Re: [PATCH] x86: enable Data Operand Independent Timing Mode

From: Dave Hansen
Date: Thu Jan 26 2023 - 11:40:36 EST


On 1/26/23 05:52, Jann Horn wrote:
> On Wed, Jan 25, 2023 at 4:30 PM Dave Hansen <dave.hansen@xxxxxxxxx> wrote:
>> Translating from Intel-speak: Intel thinks that DOITM purely a way to
>> make the CPU run slower if you haven't already written code specifically
>> to mitigate timing side channels. All pain, no gain.
>>
>> The kernel as a whole is not written that way.
>
> The kernel as a whole also doesn't really use the FPU registers for
> anything other than checksumming and cryptography and stuff like that
> (it's disabled in the compiler flags because the FPU registers
> normally contain userspace state that must not be clobbered). The
> instructions listed on that Intel help page are all weird PM* and VP*
> arithmetic instructions that can't be generated from C code in the
> kernel (except for weird subsystems in which every function is only
> callable in kernel-FPU-enabled mode and the compiler is set to enable
> FPU instruction generation, by which I mean amdgpu).

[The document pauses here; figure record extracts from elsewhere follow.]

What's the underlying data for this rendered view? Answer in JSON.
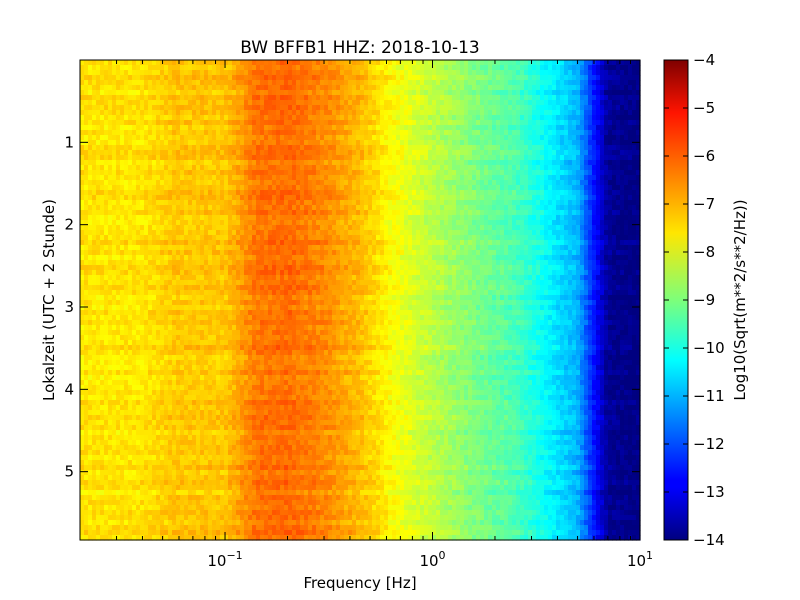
{
  "chart_data": {
    "type": "heatmap",
    "title": "BW BFFB1 HHZ: 2018-10-13",
    "xlabel": "Frequency [Hz]",
    "ylabel": "Lokalzeit (UTC + 2 Stunde)",
    "x_scale": "log",
    "xlim": [
      0.02,
      10
    ],
    "ylim": [
      0,
      5.83
    ],
    "y_inverted": true,
    "x_ticks": [
      {
        "value": 0.1,
        "base": "10",
        "exp": "−1"
      },
      {
        "value": 1,
        "base": "10",
        "exp": "0"
      },
      {
        "value": 10,
        "base": "10",
        "exp": "1"
      }
    ],
    "y_ticks": [
      {
        "value": 1,
        "label": "1"
      },
      {
        "value": 2,
        "label": "2"
      },
      {
        "value": 3,
        "label": "3"
      },
      {
        "value": 4,
        "label": "4"
      },
      {
        "value": 5,
        "label": "5"
      }
    ],
    "colorbar": {
      "label": "Log10(Sqrt(m**2/s**2/Hz))",
      "colormap": "jet",
      "min": -14,
      "max": -4,
      "ticks": [
        -4,
        -5,
        -6,
        -7,
        -8,
        -9,
        -10,
        -11,
        -12,
        -13,
        -14
      ],
      "tick_labels": [
        "−4",
        "−5",
        "−6",
        "−7",
        "−8",
        "−9",
        "−10",
        "−11",
        "−12",
        "−13",
        "−14"
      ]
    },
    "spectrum_profile": {
      "freq_hz": [
        0.02,
        0.04,
        0.059,
        0.1,
        0.12,
        0.14,
        0.2,
        0.3,
        0.45,
        0.65,
        1.0,
        1.6,
        2.5,
        3.5,
        5.0,
        7.0,
        10.0
      ],
      "log10_amplitude": [
        -7.5,
        -7.5,
        -7.2,
        -7.2,
        -6.8,
        -6.4,
        -6.3,
        -6.6,
        -7.1,
        -7.8,
        -8.4,
        -9.0,
        -9.5,
        -10.2,
        -11.0,
        -13.8,
        -14.0
      ]
    }
  }
}
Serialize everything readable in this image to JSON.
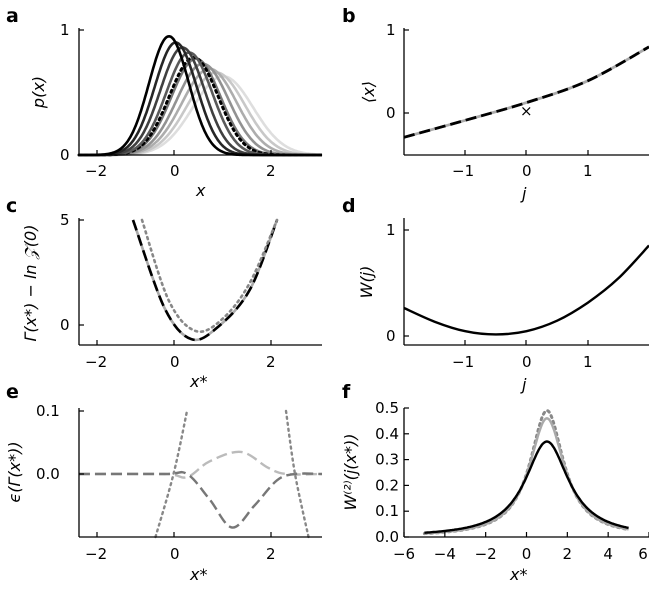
{
  "chart_data": [
    {
      "panel": "a",
      "type": "line",
      "xlabel": "x",
      "ylabel": "p(x)",
      "xlim": [
        -2.4,
        3.0
      ],
      "ylim": [
        0,
        1
      ],
      "xticks": [
        "−2",
        "0",
        "2"
      ],
      "yticks": [
        "0",
        "1"
      ],
      "series_description": "Gaussian curves, gray levels from dark to light",
      "series": [
        {
          "color": "#000000",
          "mean": -0.4,
          "peak": 0.95,
          "style": "solid"
        },
        {
          "color": "#262626",
          "mean": -0.25,
          "peak": 0.9,
          "style": "solid"
        },
        {
          "color": "#404040",
          "mean": -0.1,
          "peak": 0.86,
          "style": "solid"
        },
        {
          "color": "#5a5a5a",
          "mean": 0.05,
          "peak": 0.82,
          "style": "solid"
        },
        {
          "color": "#000000",
          "mean": 0.15,
          "peak": 0.78,
          "style": "dotted"
        },
        {
          "color": "#777777",
          "mean": 0.2,
          "peak": 0.77,
          "style": "solid"
        },
        {
          "color": "#929292",
          "mean": 0.35,
          "peak": 0.73,
          "style": "solid"
        },
        {
          "color": "#adadad",
          "mean": 0.5,
          "peak": 0.69,
          "style": "solid"
        },
        {
          "color": "#c8c8c8",
          "mean": 0.65,
          "peak": 0.66,
          "style": "solid"
        },
        {
          "color": "#dedede",
          "mean": 0.8,
          "peak": 0.63,
          "style": "solid"
        }
      ]
    },
    {
      "panel": "b",
      "type": "line",
      "xlabel": "j",
      "ylabel": "⟨x⟩",
      "xlim": [
        -2.0,
        2.0
      ],
      "ylim": [
        -0.55,
        1.0
      ],
      "xticks": [
        "−1",
        "0",
        "1"
      ],
      "yticks": [
        "0",
        "1"
      ],
      "marker": {
        "x": 0,
        "y": 0.1,
        "symbol": "×"
      },
      "series": [
        {
          "color": "#aaaaaa",
          "style": "solid",
          "x": [
            -2,
            -1,
            0,
            1,
            2
          ],
          "y": [
            -0.33,
            -0.12,
            0.1,
            0.37,
            0.79
          ]
        },
        {
          "color": "#000000",
          "style": "dashed",
          "x": [
            -2,
            -1,
            0,
            1,
            2
          ],
          "y": [
            -0.33,
            -0.12,
            0.1,
            0.37,
            0.79
          ]
        }
      ]
    },
    {
      "panel": "c",
      "type": "line",
      "xlabel": "x*",
      "ylabel": "Γ(x*) − ln 𝒵(0)",
      "xlim": [
        -2.4,
        3.0
      ],
      "ylim": [
        -0.4,
        5.0
      ],
      "xticks": [
        "−2",
        "0",
        "2"
      ],
      "yticks": [
        "0",
        "5"
      ],
      "series": [
        {
          "color": "#aaaaaa",
          "style": "solid",
          "x": [
            -1.2,
            -0.5,
            0.1,
            0.7,
            1.4,
            2.0
          ],
          "y": [
            5.0,
            1.2,
            -0.15,
            0.4,
            2.0,
            5.0
          ]
        },
        {
          "color": "#000000",
          "style": "dashed",
          "x": [
            -1.2,
            -0.5,
            0.1,
            0.7,
            1.4,
            2.0
          ],
          "y": [
            5.0,
            1.2,
            -0.15,
            0.4,
            2.0,
            5.0
          ]
        },
        {
          "color": "#888888",
          "style": "dotted",
          "x": [
            -1.0,
            -0.4,
            0.2,
            0.8,
            1.4,
            2.0
          ],
          "y": [
            5.0,
            1.5,
            0.2,
            0.75,
            2.3,
            5.0
          ]
        }
      ]
    },
    {
      "panel": "d",
      "type": "line",
      "xlabel": "j",
      "ylabel": "W(j)",
      "xlim": [
        -2.0,
        2.0
      ],
      "ylim": [
        -0.1,
        1.1
      ],
      "xticks": [
        "−1",
        "0",
        "1"
      ],
      "yticks": [
        "0",
        "1"
      ],
      "series": [
        {
          "color": "#000000",
          "style": "solid",
          "x": [
            -2,
            -1.5,
            -1,
            -0.5,
            0,
            0.5,
            1,
            1.5,
            2
          ],
          "y": [
            0.25,
            0.12,
            0.03,
            0.0,
            0.03,
            0.13,
            0.3,
            0.53,
            0.84
          ]
        }
      ]
    },
    {
      "panel": "e",
      "type": "line",
      "xlabel": "x*",
      "ylabel": "ϵ(Γ(x*))",
      "xlim": [
        -2.4,
        3.0
      ],
      "ylim": [
        -0.1,
        0.1
      ],
      "xticks": [
        "−2",
        "0",
        "2"
      ],
      "yticks": [
        "0.0",
        "0.1"
      ],
      "series": [
        {
          "color": "#bbbbbb",
          "style": "dashed",
          "x": [
            -2.4,
            -0.5,
            0,
            0.5,
            1.2,
            1.8,
            2.2,
            3.0
          ],
          "y": [
            0,
            0,
            -0.005,
            0.02,
            0.035,
            0.01,
            0,
            0
          ]
        },
        {
          "color": "#777777",
          "style": "dashed",
          "x": [
            -2.4,
            -0.5,
            0,
            0.5,
            1.0,
            1.5,
            2.0,
            2.4,
            3.0
          ],
          "y": [
            0,
            0,
            0,
            -0.04,
            -0.085,
            -0.05,
            -0.01,
            0,
            0
          ]
        },
        {
          "color": "#888888",
          "style": "dotted",
          "x": [
            -0.7,
            -0.3,
            0.0
          ],
          "y": [
            -0.1,
            0.0,
            0.1
          ]
        },
        {
          "color": "#888888",
          "style": "dotted",
          "x": [
            2.2,
            2.4,
            2.7
          ],
          "y": [
            0.1,
            0.0,
            -0.1
          ]
        }
      ]
    },
    {
      "panel": "f",
      "type": "line",
      "xlabel": "x*",
      "ylabel": "W⁽²⁾(j(x*))",
      "xlim": [
        -6.0,
        6.0
      ],
      "ylim": [
        0,
        0.5
      ],
      "xticks": [
        "−6",
        "−4",
        "−2",
        "0",
        "2",
        "4",
        "6"
      ],
      "yticks": [
        "0.0",
        "0.1",
        "0.2",
        "0.3",
        "0.4",
        "0.5"
      ],
      "series": [
        {
          "color": "#000000",
          "style": "solid",
          "center": 1.0,
          "peak": 0.37,
          "width": 1.3
        },
        {
          "color": "#aaaaaa",
          "style": "solid",
          "center": 1.0,
          "peak": 0.46,
          "width": 1.05
        },
        {
          "color": "#888888",
          "style": "dotted",
          "center": 1.0,
          "peak": 0.49,
          "width": 1.0
        }
      ]
    }
  ],
  "labels": {
    "a": "a",
    "b": "b",
    "c": "c",
    "d": "d",
    "e": "e",
    "f": "f"
  }
}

Maybe I'm totally missing something, but I thought the scope here was
the "non-data operand independent timing behavior for the listed
instructions" referenced here:

> https://www.intel.com/content/www/us/en/developer/articles/technical/software-security-guidance/best-practices/data-operand-independent-timing-isa-guidance.html

where the "listed instructions" is this list:

> https://www.intel.com/content/www/us/en/developer/articles/technical/software-security-guidance/resources/data-operand-independent-timing-instructions.html

For example, that includes XOR with the 0x31 and 0x81 opcodes which
there are plenty of in the kernel.

That's a bit wider scope than the crazy instructions like VPLZCNTD. The
crazy instructions list that I _think_ you were grepping for is the
"Instructions That May Exhibit MCDT Behavior". That's also a fun one,
but it is more narrow than the DOITM list.